La scuola italiana è la palestra ideale in cui si allenano da un trentennio oscuri personaggi politici che mirano a ricoprire cariche istituzionali più “glamour”. Il dibattito si apre e si chiude su questa considerazione un po’ luttuosa che sembra comunque il territorio da caccia grossa alla base del poetico – ma anche rigoroso, arrabbiato – romanzo di Villalta, “Scuola di felicità ”. Professori disincantati e disillusi, come il protagonista narrante, ma anche studenti demotivati, assenti, assorbiti da esistenze interconnesse H24 ma talvolta ancora in grado di percepire qualche urgenza culturale partecipativa. Il mondo è cambiato, la scuola rimane il punto fermo di un passato in cui nessuno cerca più di riconoscersi, e le sfaccettature del confronto aperto tra docenti, studenti e famiglie sono diventate un caos generalizzato dove i ruoli si accavallano e le gerarchie diventano utopie retrodatate.
È finito l’incanto, non ci sono più i presupposti per accompagnare veramente gli adolescenti in un percorso di crescita che li traghetti verso memorie e atteggiamenti responsabili. La scuola è una necessità ufficiale e poco altro. Lo stesso protagonista si trova a confliggere più con le patologie private dei suoi ragazzi che con le loro eventuali defaillances didattiche, per non parlare dei contrasti con i genitori, ansiosi e prevaricatori quando non arroganti e minacciosi. Bisogna rendere felici i ragazzi, più che istruirli, ed è proprio ciò che mette in atto la nuova preside dell’istituto, che a caccia di consensi e di iscrizioni si propone di razionalizzare la scuola in base a criteri emotivi esasperati, per creare una fantomatica “Scuola della Felicità ” in cui il benessere psicologico diventi lo scopo dell’offerta formativa, non solo un supporto destinato a migliorare le prestazioni.
Proposito surreale, ma d’altronde è surreale il labirinto burocratico in cui i docenti ormai sono imprigionati per motivare – giustificare – le loro sempre più sofferte ore di lezione. E il romanzo cresce e si dipana su questo aspetto sempre più demotivante, dove il rapporto tra adulti e ragazzi diventa solo un duello quotidiano in cui si cerca di sopravvivere.

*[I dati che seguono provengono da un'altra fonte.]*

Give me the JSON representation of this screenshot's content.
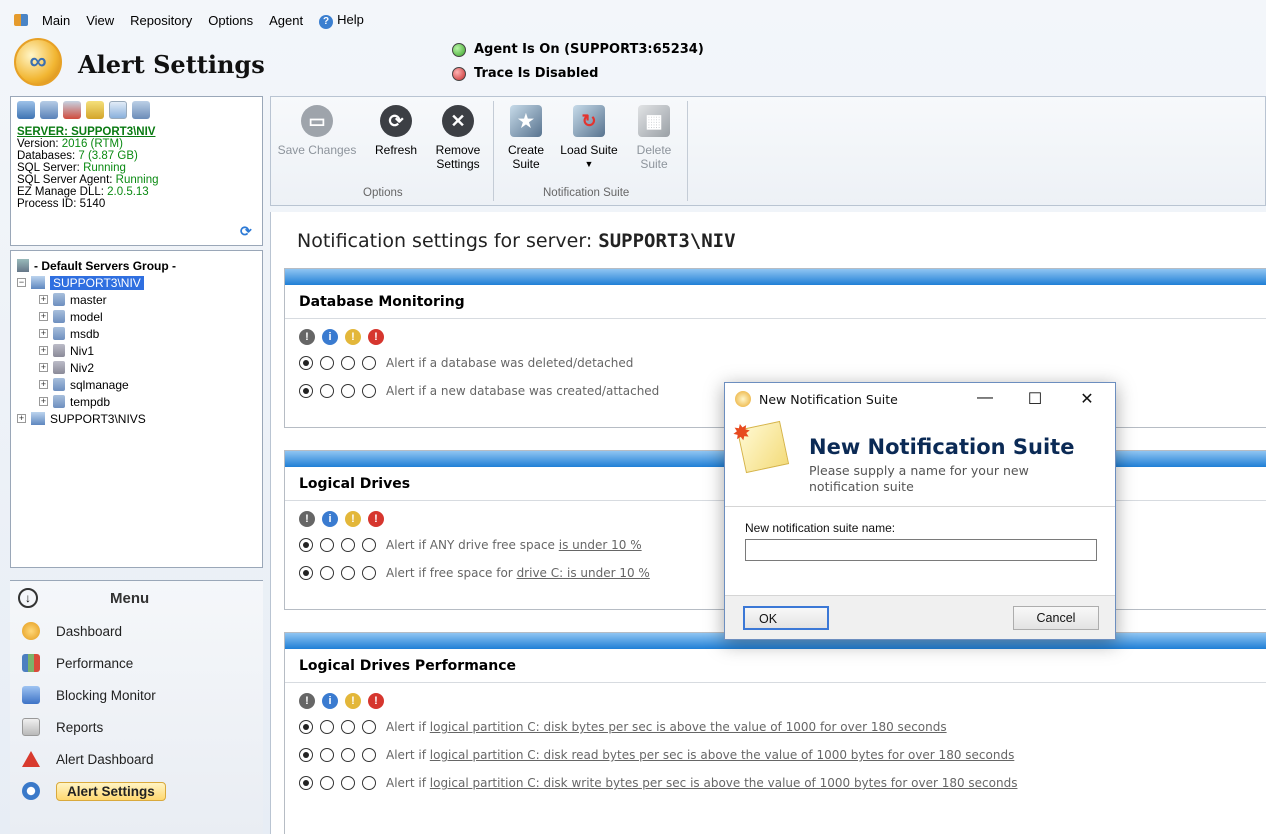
{
  "menubar": {
    "items": [
      "Main",
      "View",
      "Repository",
      "Options",
      "Agent",
      "Help"
    ]
  },
  "header": {
    "app_title": "Alert Settings",
    "agent_status": "Agent Is On (SUPPORT3:65234)",
    "trace_status": "Trace Is Disabled"
  },
  "server_info": {
    "server_label": "SERVER: SUPPORT3\\NIV",
    "version_label": "Version:",
    "version_value": "2016 (RTM)",
    "databases_label": "Databases:",
    "databases_value": "7 (3.87 GB)",
    "sql_server_label": "SQL Server:",
    "sql_server_value": "Running",
    "sql_agent_label": "SQL Server Agent:",
    "sql_agent_value": "Running",
    "dll_label": "EZ Manage DLL:",
    "dll_value": "2.0.5.13",
    "process_label": "Process ID:",
    "process_value": "5140"
  },
  "tree": {
    "group": "- Default Servers Group -",
    "servers": [
      {
        "name": "SUPPORT3\\NIV",
        "databases": [
          "master",
          "model",
          "msdb",
          "Niv1",
          "Niv2",
          "sqlmanage",
          "tempdb"
        ]
      },
      {
        "name": "SUPPORT3\\NIVS"
      }
    ]
  },
  "menu": {
    "title": "Menu",
    "items": [
      "Dashboard",
      "Performance",
      "Blocking Monitor",
      "Reports",
      "Alert Dashboard",
      "Alert Settings"
    ]
  },
  "ribbon": {
    "save_label": "Save Changes",
    "refresh_label": "Refresh",
    "remove_label_1": "Remove",
    "remove_label_2": "Settings",
    "options_group": "Options",
    "create_label_1": "Create",
    "create_label_2": "Suite",
    "load_label": "Load Suite",
    "delete_label_1": "Delete",
    "delete_label_2": "Suite",
    "suite_group": "Notification Suite"
  },
  "content": {
    "title_prefix": "Notification settings for server: ",
    "title_server": "SUPPORT3\\NIV",
    "sections": [
      {
        "title": "Database Monitoring",
        "alerts": [
          {
            "text": "Alert if a database was deleted/detached"
          },
          {
            "text": "Alert if a new database was created/attached"
          }
        ]
      },
      {
        "title": "Logical Drives",
        "alerts": [
          {
            "pre": "Alert if ANY drive free space ",
            "link": "is under 10 %"
          },
          {
            "pre": "Alert if free space for ",
            "link": "drive C: is under 10 %"
          }
        ]
      },
      {
        "title": "Logical Drives Performance",
        "alerts": [
          {
            "pre": "Alert if ",
            "link": "logical partition C: disk bytes per sec is above the value of 1000 for over 180 seconds"
          },
          {
            "pre": "Alert if ",
            "link": "logical partition C: disk read bytes per sec is above the value of 1000 bytes for over 180 seconds"
          },
          {
            "pre": "Alert if ",
            "link": "logical partition C: disk write bytes per sec is above the value of 1000 bytes for over 180 seconds"
          }
        ]
      }
    ]
  },
  "dialog": {
    "window_title": "New Notification Suite",
    "heading": "New Notification Suite",
    "subtitle": "Please supply a name for your new notification suite",
    "field_label": "New notification suite name:",
    "field_value": "",
    "ok_label": "OK",
    "cancel_label": "Cancel"
  }
}
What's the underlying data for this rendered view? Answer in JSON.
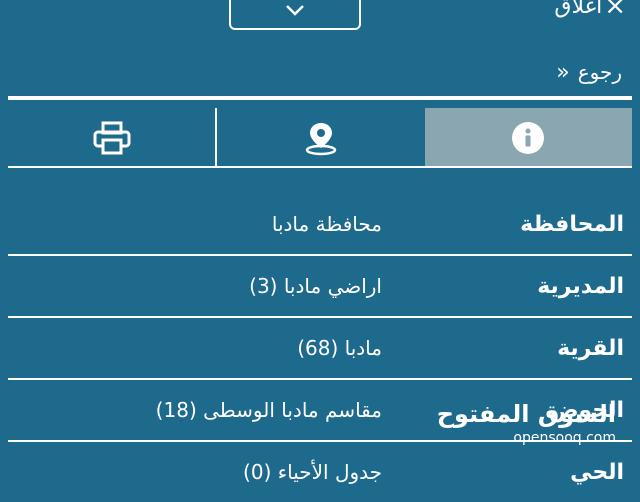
{
  "header": {
    "close_label": "اغلاق",
    "close_icon": "×",
    "back_label": "رجوع",
    "back_icon": "«"
  },
  "tabs": [
    {
      "name": "print",
      "icon": "printer-icon"
    },
    {
      "name": "location",
      "icon": "map-pin-icon"
    },
    {
      "name": "info",
      "icon": "info-icon",
      "active": true
    }
  ],
  "details": [
    {
      "label": "المحافظة",
      "value": "محافظة مادبا"
    },
    {
      "label": "المديرية",
      "value": "اراضي مادبا (3)"
    },
    {
      "label": "القرية",
      "value": "مادبا (68)"
    },
    {
      "label": "الحوض",
      "value": "مقاسم مادبا الوسطى (18)"
    },
    {
      "label": "الحي",
      "value": "جدول الأحياء (0)"
    }
  ],
  "watermark": {
    "arabic": "السوق المفتوح",
    "latin": "opensooq.com"
  },
  "colors": {
    "background": "#1e6a8c",
    "active_tab": "#8aa6b0",
    "foreground": "#ffffff"
  }
}
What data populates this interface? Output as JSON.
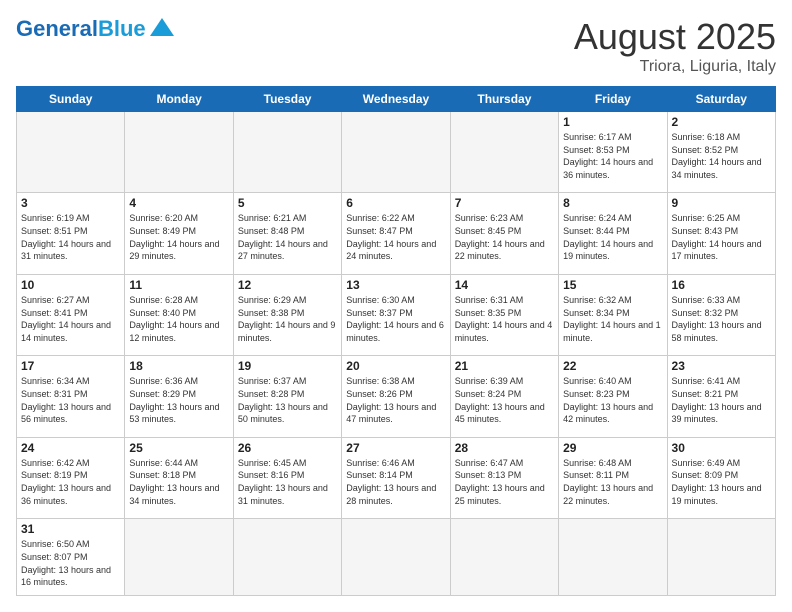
{
  "header": {
    "logo_general": "General",
    "logo_blue": "Blue",
    "month_year": "August 2025",
    "location": "Triora, Liguria, Italy"
  },
  "weekdays": [
    "Sunday",
    "Monday",
    "Tuesday",
    "Wednesday",
    "Thursday",
    "Friday",
    "Saturday"
  ],
  "weeks": [
    [
      {
        "day": "",
        "info": ""
      },
      {
        "day": "",
        "info": ""
      },
      {
        "day": "",
        "info": ""
      },
      {
        "day": "",
        "info": ""
      },
      {
        "day": "",
        "info": ""
      },
      {
        "day": "1",
        "info": "Sunrise: 6:17 AM\nSunset: 8:53 PM\nDaylight: 14 hours and 36 minutes."
      },
      {
        "day": "2",
        "info": "Sunrise: 6:18 AM\nSunset: 8:52 PM\nDaylight: 14 hours and 34 minutes."
      }
    ],
    [
      {
        "day": "3",
        "info": "Sunrise: 6:19 AM\nSunset: 8:51 PM\nDaylight: 14 hours and 31 minutes."
      },
      {
        "day": "4",
        "info": "Sunrise: 6:20 AM\nSunset: 8:49 PM\nDaylight: 14 hours and 29 minutes."
      },
      {
        "day": "5",
        "info": "Sunrise: 6:21 AM\nSunset: 8:48 PM\nDaylight: 14 hours and 27 minutes."
      },
      {
        "day": "6",
        "info": "Sunrise: 6:22 AM\nSunset: 8:47 PM\nDaylight: 14 hours and 24 minutes."
      },
      {
        "day": "7",
        "info": "Sunrise: 6:23 AM\nSunset: 8:45 PM\nDaylight: 14 hours and 22 minutes."
      },
      {
        "day": "8",
        "info": "Sunrise: 6:24 AM\nSunset: 8:44 PM\nDaylight: 14 hours and 19 minutes."
      },
      {
        "day": "9",
        "info": "Sunrise: 6:25 AM\nSunset: 8:43 PM\nDaylight: 14 hours and 17 minutes."
      }
    ],
    [
      {
        "day": "10",
        "info": "Sunrise: 6:27 AM\nSunset: 8:41 PM\nDaylight: 14 hours and 14 minutes."
      },
      {
        "day": "11",
        "info": "Sunrise: 6:28 AM\nSunset: 8:40 PM\nDaylight: 14 hours and 12 minutes."
      },
      {
        "day": "12",
        "info": "Sunrise: 6:29 AM\nSunset: 8:38 PM\nDaylight: 14 hours and 9 minutes."
      },
      {
        "day": "13",
        "info": "Sunrise: 6:30 AM\nSunset: 8:37 PM\nDaylight: 14 hours and 6 minutes."
      },
      {
        "day": "14",
        "info": "Sunrise: 6:31 AM\nSunset: 8:35 PM\nDaylight: 14 hours and 4 minutes."
      },
      {
        "day": "15",
        "info": "Sunrise: 6:32 AM\nSunset: 8:34 PM\nDaylight: 14 hours and 1 minute."
      },
      {
        "day": "16",
        "info": "Sunrise: 6:33 AM\nSunset: 8:32 PM\nDaylight: 13 hours and 58 minutes."
      }
    ],
    [
      {
        "day": "17",
        "info": "Sunrise: 6:34 AM\nSunset: 8:31 PM\nDaylight: 13 hours and 56 minutes."
      },
      {
        "day": "18",
        "info": "Sunrise: 6:36 AM\nSunset: 8:29 PM\nDaylight: 13 hours and 53 minutes."
      },
      {
        "day": "19",
        "info": "Sunrise: 6:37 AM\nSunset: 8:28 PM\nDaylight: 13 hours and 50 minutes."
      },
      {
        "day": "20",
        "info": "Sunrise: 6:38 AM\nSunset: 8:26 PM\nDaylight: 13 hours and 47 minutes."
      },
      {
        "day": "21",
        "info": "Sunrise: 6:39 AM\nSunset: 8:24 PM\nDaylight: 13 hours and 45 minutes."
      },
      {
        "day": "22",
        "info": "Sunrise: 6:40 AM\nSunset: 8:23 PM\nDaylight: 13 hours and 42 minutes."
      },
      {
        "day": "23",
        "info": "Sunrise: 6:41 AM\nSunset: 8:21 PM\nDaylight: 13 hours and 39 minutes."
      }
    ],
    [
      {
        "day": "24",
        "info": "Sunrise: 6:42 AM\nSunset: 8:19 PM\nDaylight: 13 hours and 36 minutes."
      },
      {
        "day": "25",
        "info": "Sunrise: 6:44 AM\nSunset: 8:18 PM\nDaylight: 13 hours and 34 minutes."
      },
      {
        "day": "26",
        "info": "Sunrise: 6:45 AM\nSunset: 8:16 PM\nDaylight: 13 hours and 31 minutes."
      },
      {
        "day": "27",
        "info": "Sunrise: 6:46 AM\nSunset: 8:14 PM\nDaylight: 13 hours and 28 minutes."
      },
      {
        "day": "28",
        "info": "Sunrise: 6:47 AM\nSunset: 8:13 PM\nDaylight: 13 hours and 25 minutes."
      },
      {
        "day": "29",
        "info": "Sunrise: 6:48 AM\nSunset: 8:11 PM\nDaylight: 13 hours and 22 minutes."
      },
      {
        "day": "30",
        "info": "Sunrise: 6:49 AM\nSunset: 8:09 PM\nDaylight: 13 hours and 19 minutes."
      }
    ],
    [
      {
        "day": "31",
        "info": "Sunrise: 6:50 AM\nSunset: 8:07 PM\nDaylight: 13 hours and 16 minutes."
      },
      {
        "day": "",
        "info": ""
      },
      {
        "day": "",
        "info": ""
      },
      {
        "day": "",
        "info": ""
      },
      {
        "day": "",
        "info": ""
      },
      {
        "day": "",
        "info": ""
      },
      {
        "day": "",
        "info": ""
      }
    ]
  ]
}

C’è anche una componente “misteriosa”, destinata a offrire spunti per una valutazione a suo modo epocale delle problematiche scolastiche: enigmatici murales apparsi sulle pareti dell’istituto, il rapimento di uno studente da parte di alcuni estremisti di destra, il rapporto poco ortodosso tra il prof. e la madre del ragazzo rapito... Ma ciò che preme a Villalta è senza dubbio descrivere dall’interno una realtà sociale che cambia, là dove la parola “formazione” diventa il terreno di confronto dell’intero tessuto sociale, poiché oggi la scuola è il punto di riferimento di uno smarrimento epocale a largo raggio, in cui si trovano a dirimere questioni da lettino di analisi generazioni di adulti e di ragazzi, passando per qualche anima solitaria – come l’io narrante – che spera ancora, forse, di veder rifiorire l’incanto, dove ora le sue lezioni sono diventate – al di là di una sfida quotidiana - solo il conteggio di un tempo da passare nel modo meno indolore, in attesa di un’ipotesi di felicità che nessun progetto imposto dall’alto saprà mai regalare.